The crisis facing Crossrail deepened today after Transport for London (TfL) admitted that the delayed project could need an extra £2bn in rescue funding to stay afloat.
The Elizabeth Line, which will stretch from Heathrow in the west to Abbey Wood in the east, was projected to cost £15.4bn and to open by 9 December this year. In August it was announced that the railway would instead open next autumn – but in a further blow to the project, the new Crossrail chief executive Mark Wild admitted that an autumn 2019 opening date “could no longer be committed to”.
The Greater London Authority (GLA) has agreed to contribute £1.4bn as a grant while a further contingency loan facility of up to £750m was being made available by the Department for Transport. (DfT).
The GLA will borrow up to £1.3bn from the DfT and provide an extra £100m itself.
The GLA said it will repay this loan through business rates.
After the delay was announced in August London mayor Sadiq Khan commissioned a review by KPMG, which today found that the cost impact of the delay “could be in the region of between £1.6bn and £2bn”.
The DfT said the overall funding envelope for the project is now £17.6bn.
The KPMG review was kickstarted amid a debate over what Khan knew and when about the delay.

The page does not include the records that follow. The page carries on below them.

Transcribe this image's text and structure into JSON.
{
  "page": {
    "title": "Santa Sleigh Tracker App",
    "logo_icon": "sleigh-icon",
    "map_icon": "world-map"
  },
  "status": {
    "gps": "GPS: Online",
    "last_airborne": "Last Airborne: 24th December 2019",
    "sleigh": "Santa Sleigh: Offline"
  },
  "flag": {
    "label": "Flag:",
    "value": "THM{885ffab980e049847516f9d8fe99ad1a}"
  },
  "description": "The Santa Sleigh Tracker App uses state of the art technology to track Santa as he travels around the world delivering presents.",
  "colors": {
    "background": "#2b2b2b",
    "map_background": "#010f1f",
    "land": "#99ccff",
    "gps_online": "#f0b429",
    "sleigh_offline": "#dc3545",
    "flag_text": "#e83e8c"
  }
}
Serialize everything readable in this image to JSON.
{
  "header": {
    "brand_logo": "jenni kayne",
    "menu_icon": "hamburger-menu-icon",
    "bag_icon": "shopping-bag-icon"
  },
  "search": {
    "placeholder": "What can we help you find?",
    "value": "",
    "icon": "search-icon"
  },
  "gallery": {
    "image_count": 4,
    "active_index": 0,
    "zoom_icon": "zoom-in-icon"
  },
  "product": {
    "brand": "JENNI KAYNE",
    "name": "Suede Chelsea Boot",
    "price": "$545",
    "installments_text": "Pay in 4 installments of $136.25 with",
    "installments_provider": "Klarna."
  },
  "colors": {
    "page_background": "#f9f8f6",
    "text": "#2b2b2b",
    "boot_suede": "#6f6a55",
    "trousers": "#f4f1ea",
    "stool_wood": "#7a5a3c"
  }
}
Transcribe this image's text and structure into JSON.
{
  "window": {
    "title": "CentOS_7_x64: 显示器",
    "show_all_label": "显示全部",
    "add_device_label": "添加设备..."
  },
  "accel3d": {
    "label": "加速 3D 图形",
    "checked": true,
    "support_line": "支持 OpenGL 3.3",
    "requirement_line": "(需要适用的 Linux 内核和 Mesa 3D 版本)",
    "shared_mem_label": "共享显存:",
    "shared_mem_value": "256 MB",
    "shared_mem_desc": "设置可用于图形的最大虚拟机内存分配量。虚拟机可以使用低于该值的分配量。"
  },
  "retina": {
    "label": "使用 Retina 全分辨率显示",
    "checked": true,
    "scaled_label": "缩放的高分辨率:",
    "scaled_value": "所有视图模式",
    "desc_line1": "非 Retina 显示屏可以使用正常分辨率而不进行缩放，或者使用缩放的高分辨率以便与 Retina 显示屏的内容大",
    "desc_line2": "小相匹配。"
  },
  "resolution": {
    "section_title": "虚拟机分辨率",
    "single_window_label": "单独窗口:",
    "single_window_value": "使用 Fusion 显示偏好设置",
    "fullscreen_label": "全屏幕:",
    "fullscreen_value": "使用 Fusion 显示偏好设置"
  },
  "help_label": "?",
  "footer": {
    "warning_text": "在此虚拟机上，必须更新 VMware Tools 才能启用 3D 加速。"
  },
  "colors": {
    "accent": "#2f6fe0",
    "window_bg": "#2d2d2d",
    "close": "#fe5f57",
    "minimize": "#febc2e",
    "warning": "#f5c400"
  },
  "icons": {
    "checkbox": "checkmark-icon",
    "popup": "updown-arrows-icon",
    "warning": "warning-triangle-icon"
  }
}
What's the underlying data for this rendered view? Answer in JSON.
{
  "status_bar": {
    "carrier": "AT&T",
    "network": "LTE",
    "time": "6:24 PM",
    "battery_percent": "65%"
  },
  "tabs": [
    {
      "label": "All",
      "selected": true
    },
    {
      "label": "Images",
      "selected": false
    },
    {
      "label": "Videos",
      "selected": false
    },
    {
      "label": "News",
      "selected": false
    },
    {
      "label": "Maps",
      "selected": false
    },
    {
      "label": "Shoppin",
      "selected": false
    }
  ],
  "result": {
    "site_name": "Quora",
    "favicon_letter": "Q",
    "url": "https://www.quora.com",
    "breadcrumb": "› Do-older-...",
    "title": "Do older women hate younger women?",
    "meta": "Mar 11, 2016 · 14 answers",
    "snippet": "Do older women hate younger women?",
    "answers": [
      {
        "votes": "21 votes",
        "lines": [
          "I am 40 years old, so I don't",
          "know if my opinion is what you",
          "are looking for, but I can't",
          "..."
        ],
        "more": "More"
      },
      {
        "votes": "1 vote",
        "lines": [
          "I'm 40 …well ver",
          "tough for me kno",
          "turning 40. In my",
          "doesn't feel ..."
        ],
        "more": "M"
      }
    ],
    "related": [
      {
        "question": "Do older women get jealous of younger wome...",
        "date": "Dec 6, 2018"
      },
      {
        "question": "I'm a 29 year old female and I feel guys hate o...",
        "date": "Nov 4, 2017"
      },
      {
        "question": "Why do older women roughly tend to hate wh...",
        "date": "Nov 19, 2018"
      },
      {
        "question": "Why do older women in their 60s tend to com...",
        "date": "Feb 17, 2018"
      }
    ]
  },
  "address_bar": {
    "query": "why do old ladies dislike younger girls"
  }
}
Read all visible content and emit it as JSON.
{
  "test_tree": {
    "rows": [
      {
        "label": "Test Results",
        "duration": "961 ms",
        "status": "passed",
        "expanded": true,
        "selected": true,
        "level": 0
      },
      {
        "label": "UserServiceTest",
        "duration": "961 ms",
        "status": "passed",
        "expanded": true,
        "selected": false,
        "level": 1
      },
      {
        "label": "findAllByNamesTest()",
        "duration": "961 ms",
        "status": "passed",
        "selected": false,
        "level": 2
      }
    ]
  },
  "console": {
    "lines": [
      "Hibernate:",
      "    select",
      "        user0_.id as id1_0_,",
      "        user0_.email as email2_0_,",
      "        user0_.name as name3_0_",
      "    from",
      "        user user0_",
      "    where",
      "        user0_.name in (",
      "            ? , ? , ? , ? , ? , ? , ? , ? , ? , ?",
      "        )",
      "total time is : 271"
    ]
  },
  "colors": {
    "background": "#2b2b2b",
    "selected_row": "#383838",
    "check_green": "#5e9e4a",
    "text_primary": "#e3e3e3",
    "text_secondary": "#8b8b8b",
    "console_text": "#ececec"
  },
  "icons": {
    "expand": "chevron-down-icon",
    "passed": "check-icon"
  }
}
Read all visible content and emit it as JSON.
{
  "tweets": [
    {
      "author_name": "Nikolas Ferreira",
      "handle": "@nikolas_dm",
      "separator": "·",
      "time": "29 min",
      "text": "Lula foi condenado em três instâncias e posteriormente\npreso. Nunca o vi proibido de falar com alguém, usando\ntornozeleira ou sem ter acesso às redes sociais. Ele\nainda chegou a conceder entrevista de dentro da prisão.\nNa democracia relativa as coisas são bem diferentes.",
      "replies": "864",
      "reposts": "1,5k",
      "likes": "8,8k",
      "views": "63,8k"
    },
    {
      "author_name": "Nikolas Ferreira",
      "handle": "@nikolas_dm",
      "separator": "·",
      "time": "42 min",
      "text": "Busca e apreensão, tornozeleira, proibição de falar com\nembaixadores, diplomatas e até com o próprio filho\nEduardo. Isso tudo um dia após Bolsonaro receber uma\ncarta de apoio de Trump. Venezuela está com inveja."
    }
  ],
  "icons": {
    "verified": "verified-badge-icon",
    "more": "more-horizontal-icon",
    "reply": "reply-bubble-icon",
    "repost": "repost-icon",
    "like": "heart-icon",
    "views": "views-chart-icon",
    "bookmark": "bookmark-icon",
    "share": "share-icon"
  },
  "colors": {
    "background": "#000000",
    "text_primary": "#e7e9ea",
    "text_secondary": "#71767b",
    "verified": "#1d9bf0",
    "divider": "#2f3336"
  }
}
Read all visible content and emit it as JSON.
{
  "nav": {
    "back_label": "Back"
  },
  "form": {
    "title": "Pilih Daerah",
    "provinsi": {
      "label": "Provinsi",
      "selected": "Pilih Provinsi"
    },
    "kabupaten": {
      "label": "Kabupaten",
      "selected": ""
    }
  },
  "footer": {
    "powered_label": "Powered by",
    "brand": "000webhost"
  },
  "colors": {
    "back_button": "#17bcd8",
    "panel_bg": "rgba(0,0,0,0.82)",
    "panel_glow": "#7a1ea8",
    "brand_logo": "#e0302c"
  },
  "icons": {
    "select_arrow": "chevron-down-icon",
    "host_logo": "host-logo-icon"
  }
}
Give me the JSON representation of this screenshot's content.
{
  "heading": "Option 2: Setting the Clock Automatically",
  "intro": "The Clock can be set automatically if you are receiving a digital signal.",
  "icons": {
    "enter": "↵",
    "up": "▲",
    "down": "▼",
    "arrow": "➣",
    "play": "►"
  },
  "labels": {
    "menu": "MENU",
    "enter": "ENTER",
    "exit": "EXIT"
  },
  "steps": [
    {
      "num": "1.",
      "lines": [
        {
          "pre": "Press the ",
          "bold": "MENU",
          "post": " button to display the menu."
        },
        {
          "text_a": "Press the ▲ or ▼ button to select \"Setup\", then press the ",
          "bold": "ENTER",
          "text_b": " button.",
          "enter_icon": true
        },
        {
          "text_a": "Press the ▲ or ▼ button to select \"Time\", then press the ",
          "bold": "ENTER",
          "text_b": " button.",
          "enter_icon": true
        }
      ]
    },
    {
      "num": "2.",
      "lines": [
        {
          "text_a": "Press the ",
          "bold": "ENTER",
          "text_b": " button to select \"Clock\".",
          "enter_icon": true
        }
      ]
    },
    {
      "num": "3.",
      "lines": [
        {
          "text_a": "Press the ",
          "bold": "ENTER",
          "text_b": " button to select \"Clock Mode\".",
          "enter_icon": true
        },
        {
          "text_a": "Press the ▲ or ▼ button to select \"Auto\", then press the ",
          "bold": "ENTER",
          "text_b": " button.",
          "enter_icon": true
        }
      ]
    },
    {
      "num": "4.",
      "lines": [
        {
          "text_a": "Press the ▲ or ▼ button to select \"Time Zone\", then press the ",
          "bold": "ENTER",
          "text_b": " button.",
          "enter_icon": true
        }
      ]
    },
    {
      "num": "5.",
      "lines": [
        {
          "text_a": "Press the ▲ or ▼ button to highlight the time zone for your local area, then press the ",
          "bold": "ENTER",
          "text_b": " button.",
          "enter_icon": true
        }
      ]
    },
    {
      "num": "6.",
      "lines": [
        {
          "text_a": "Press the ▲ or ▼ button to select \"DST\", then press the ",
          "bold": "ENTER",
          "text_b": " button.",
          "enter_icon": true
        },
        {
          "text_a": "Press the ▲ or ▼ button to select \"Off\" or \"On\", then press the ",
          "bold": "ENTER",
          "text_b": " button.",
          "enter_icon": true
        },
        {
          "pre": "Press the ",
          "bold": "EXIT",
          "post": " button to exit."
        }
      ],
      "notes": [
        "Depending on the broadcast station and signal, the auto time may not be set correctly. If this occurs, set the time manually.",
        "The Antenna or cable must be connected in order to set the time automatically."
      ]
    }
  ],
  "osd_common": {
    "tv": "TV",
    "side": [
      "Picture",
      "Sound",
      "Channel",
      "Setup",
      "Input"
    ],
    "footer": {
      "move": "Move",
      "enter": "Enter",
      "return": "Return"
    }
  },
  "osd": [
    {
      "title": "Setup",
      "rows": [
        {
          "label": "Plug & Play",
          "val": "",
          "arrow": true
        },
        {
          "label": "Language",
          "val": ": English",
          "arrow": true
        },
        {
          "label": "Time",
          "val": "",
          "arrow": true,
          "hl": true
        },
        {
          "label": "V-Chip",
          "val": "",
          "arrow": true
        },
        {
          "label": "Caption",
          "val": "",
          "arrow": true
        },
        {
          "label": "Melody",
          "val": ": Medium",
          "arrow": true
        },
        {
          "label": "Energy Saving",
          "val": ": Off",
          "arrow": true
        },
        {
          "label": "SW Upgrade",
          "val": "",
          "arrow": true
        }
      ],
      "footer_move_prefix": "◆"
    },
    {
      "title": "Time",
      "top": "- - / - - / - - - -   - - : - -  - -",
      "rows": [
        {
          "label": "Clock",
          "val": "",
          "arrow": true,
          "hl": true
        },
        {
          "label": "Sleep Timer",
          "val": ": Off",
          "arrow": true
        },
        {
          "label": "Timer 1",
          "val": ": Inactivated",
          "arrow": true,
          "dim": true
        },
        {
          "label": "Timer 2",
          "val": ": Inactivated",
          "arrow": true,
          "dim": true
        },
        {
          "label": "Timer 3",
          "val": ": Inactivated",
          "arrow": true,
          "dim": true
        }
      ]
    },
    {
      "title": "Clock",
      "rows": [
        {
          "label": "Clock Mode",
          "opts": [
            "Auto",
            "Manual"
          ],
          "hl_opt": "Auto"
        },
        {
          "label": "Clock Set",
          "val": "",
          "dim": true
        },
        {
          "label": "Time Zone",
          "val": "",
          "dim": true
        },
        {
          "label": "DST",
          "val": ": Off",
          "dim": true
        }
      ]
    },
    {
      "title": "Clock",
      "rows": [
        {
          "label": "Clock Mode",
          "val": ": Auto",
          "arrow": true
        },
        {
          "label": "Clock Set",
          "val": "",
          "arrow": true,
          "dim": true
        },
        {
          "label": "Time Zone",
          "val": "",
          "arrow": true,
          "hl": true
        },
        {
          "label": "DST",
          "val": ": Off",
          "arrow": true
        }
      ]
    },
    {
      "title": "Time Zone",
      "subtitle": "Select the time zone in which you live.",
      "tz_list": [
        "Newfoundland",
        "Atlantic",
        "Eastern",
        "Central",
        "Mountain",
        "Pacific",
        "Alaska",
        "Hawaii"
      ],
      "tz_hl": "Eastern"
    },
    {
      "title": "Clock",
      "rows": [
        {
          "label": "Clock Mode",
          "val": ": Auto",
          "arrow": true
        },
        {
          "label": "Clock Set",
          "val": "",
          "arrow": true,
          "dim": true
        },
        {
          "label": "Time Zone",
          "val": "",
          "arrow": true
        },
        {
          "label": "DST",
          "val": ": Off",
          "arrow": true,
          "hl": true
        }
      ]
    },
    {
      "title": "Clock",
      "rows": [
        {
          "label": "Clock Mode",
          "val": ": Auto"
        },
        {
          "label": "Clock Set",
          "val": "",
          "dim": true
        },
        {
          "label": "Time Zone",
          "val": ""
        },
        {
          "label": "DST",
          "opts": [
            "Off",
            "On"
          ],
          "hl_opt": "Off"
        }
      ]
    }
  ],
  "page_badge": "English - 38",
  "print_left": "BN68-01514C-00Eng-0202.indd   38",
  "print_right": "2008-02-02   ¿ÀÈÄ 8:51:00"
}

The mayor has said repeatedly that he was only informed that there would need to be a new opening date for the railway two days before the delay was publicly announced on 31 August.
However, in the run up to his ousting as Crossrail chairman, Sir Terry Morgan said he was in “absolutely no doubt” that he told the mayor on the 26 July that it would no longer be feasible to deliver the Elizabeth Line in 2018.
Today the debate was reignited after TfL released over 100 documents that City Hall claimed were a “serious indictment of Crossrail Ltd’s failed governance”.
It said the documents showed that while the mayor and senior TfL executives were told on 26 July that the official opening date of the project was at “high risk”, in its subsequent weekly report to the mayor on 7 August Crossrail kept its opening date for the Elizabeth Line at 9 December.
Khan said: “When complete, the Elizabeth Line will transform travel across London and the south east, with new state-of-the-art trains taking millions of people more quickly across London. That’s why it’s so crucial we have secured this funding agreement with the government – who are joint sponsors of the project – that will allow Crossrail Ltd to get the railway up and running.
“I remain deeply angry and frustrated at the delays and cost overrun, and these documents are a serious indictment of Crossrail Ltd’s governance. It is clear that as joint sponsors, TfL and the Department for Transport should have been told much more, far sooner by Crossrail.
“I’m pleased that these documents confirm that I have been fully transparent about what I knew when, and am hopeful the funding deal with Government will now allow us to get the Elizabeth Line open as quickly as possible so that Londoners feel all the benefits.”
Caroline Pidgeon, chair of the London Assembly’s transport committee, said the documents made it clear the mayor was told on 26 July that Crossrail’s opening date was at high risk.
She said: “TfL have released a lot of news today but not the information we asked for. We summonsed TfL’s weekly updates to the Mayor and these have been published, apart from a suspicious missing period in July-August.
“It’s very convenient these documents have been released on the same day it’s announced that Crossrail will receive an eye-watering budget boost from the GLA, as well as a new chair. The committee will be scrutinising them thoroughly before its meeting with the mayor on 21 December.”